Extending the Pattern: Where to Go Next
Adding Persistent Memory
The script above already demonstrates the simplest form of persistent memory: an AGENT.md file that the script loads at startup and appends to the system prompt. This mirrors Claude Code's CLAUDE.md convention. Teams can store project conventions, architectural decisions, and known constraints in this file so the agent starts every session with relevant context.
Multi-Model and Local LLM Support
Because the agent loop is decoupled from the model provider, swapping the Anthropic client for any OpenAI-compatible API (Ollama, vLLM, llama.cpp's server mode) requires two changes: replace the anthropic.Anthropic() constructor and adapt the response content-block parsing. The trade-off is real, though: smaller open-weight models frequently emit malformed JSON tool calls or reference nonexistent tools. Evaluate any candidate model against your specific tool schemas before production use.
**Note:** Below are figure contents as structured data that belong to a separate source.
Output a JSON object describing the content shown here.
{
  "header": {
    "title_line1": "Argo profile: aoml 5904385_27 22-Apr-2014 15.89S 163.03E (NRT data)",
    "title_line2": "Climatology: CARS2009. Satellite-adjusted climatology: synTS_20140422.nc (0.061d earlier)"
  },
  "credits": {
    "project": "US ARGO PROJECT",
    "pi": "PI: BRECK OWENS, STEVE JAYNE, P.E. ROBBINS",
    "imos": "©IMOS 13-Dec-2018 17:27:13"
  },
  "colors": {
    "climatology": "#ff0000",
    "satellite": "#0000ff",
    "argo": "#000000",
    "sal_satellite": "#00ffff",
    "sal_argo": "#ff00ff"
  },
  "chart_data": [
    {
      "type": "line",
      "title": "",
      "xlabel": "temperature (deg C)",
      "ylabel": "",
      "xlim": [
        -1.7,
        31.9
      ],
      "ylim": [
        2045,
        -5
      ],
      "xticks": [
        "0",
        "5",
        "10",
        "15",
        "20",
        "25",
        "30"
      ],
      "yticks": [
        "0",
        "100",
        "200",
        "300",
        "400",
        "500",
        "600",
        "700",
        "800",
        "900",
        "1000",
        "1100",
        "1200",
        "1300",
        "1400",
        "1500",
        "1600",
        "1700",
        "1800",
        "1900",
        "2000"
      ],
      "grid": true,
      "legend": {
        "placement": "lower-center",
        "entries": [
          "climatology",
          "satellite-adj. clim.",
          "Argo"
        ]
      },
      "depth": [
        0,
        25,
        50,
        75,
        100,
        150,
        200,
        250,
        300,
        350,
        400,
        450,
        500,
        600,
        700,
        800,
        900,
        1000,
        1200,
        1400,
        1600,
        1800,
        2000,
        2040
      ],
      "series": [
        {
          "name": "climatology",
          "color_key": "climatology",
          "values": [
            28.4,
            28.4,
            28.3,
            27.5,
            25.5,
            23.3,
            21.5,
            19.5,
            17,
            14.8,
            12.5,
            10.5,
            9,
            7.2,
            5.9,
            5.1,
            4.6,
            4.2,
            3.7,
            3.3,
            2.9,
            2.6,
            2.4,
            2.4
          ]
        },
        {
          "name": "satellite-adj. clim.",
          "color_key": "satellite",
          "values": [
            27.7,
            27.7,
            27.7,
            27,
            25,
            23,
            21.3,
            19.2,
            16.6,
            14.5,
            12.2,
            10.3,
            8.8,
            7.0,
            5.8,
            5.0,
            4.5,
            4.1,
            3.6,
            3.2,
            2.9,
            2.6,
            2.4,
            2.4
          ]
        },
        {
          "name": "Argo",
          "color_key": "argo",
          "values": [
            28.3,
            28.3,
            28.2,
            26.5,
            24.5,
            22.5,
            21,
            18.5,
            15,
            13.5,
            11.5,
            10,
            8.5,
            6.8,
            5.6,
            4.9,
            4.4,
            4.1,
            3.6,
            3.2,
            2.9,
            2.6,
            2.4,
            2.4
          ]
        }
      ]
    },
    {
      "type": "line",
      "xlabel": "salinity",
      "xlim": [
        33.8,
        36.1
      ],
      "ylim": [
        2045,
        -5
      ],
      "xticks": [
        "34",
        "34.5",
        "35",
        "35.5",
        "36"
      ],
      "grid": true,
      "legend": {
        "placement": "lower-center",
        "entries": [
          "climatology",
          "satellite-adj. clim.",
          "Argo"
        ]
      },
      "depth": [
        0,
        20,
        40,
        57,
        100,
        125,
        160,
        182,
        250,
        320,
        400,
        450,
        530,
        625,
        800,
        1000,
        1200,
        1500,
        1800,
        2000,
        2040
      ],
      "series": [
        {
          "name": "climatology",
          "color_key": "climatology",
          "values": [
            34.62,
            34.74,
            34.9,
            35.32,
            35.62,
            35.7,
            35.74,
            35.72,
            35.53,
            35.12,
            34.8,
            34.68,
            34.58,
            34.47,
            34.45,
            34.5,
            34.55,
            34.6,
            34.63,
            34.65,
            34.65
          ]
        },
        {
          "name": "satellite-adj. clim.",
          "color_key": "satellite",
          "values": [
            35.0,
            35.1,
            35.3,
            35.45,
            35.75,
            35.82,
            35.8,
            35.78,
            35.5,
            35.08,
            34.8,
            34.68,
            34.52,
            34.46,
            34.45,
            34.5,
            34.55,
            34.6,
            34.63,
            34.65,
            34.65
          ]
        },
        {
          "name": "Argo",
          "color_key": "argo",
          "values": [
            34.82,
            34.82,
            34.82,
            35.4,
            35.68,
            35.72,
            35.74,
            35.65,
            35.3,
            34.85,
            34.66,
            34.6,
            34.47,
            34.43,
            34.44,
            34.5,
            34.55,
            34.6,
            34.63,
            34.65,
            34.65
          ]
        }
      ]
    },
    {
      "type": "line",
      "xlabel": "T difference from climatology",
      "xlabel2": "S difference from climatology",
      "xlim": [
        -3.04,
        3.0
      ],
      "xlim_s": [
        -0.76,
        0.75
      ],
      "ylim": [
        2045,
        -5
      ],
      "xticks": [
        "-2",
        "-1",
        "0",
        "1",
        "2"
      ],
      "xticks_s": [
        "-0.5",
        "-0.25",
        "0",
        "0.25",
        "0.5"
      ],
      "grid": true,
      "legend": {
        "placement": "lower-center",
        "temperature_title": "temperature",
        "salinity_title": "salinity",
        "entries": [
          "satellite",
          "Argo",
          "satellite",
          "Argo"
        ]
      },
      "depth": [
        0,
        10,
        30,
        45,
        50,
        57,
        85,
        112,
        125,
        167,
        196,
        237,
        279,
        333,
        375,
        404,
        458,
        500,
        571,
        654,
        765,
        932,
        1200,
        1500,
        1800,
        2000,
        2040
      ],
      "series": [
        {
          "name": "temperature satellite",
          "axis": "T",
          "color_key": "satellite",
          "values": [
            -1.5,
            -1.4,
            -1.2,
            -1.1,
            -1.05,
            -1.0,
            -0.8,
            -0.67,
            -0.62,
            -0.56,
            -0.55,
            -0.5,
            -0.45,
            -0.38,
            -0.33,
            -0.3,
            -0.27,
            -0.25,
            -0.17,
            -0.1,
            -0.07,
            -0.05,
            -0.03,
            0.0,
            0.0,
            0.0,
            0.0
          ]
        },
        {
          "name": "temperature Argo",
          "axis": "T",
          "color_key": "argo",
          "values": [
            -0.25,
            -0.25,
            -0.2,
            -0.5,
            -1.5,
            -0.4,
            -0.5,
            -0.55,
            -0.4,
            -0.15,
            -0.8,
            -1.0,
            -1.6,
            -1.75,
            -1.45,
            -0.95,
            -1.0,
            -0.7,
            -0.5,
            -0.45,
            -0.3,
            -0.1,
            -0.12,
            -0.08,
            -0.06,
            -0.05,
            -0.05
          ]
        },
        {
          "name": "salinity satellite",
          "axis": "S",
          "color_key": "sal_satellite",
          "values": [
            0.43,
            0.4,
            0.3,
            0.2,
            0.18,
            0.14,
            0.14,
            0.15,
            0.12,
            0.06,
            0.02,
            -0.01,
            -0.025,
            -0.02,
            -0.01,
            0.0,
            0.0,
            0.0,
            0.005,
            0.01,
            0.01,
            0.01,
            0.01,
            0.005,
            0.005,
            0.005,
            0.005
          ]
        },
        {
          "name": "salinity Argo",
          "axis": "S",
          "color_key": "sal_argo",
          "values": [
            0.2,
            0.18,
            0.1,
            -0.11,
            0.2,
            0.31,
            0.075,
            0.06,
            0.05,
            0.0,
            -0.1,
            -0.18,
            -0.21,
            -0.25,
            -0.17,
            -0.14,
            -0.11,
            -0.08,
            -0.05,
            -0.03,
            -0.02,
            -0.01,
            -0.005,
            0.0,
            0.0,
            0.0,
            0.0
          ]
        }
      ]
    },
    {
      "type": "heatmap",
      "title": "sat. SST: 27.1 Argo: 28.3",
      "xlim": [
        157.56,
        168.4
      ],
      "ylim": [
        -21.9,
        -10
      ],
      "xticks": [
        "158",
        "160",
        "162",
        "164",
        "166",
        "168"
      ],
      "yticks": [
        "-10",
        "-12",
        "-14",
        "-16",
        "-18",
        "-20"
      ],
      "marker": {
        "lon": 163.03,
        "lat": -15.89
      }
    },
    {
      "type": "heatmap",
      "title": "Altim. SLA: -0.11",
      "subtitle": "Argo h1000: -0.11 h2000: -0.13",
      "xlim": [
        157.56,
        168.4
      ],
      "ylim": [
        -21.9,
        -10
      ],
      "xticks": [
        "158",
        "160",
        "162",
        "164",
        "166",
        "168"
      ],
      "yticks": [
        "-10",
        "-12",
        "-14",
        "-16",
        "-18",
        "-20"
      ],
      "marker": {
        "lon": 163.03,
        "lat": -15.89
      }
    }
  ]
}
MCP and External Tool Servers
The Model Context Protocol (MCP) is an open standard for externalizing tool surfaces, with published SDKs and adoption across multiple LLM providers and tooling ecosystems. Rather than hardcoding tool definitions in the agent script, MCP servers advertise available tools dynamically. This would let the agent above discover and use tools from any MCP-compliant server without code changes.
The terminal agent loop is a primitive, like the Unix pipe. Five tools and a compact Python script produce a working agent that reads, writes, searches, and executes across an entire codebase. Everything beyond that is extension, not reinvention.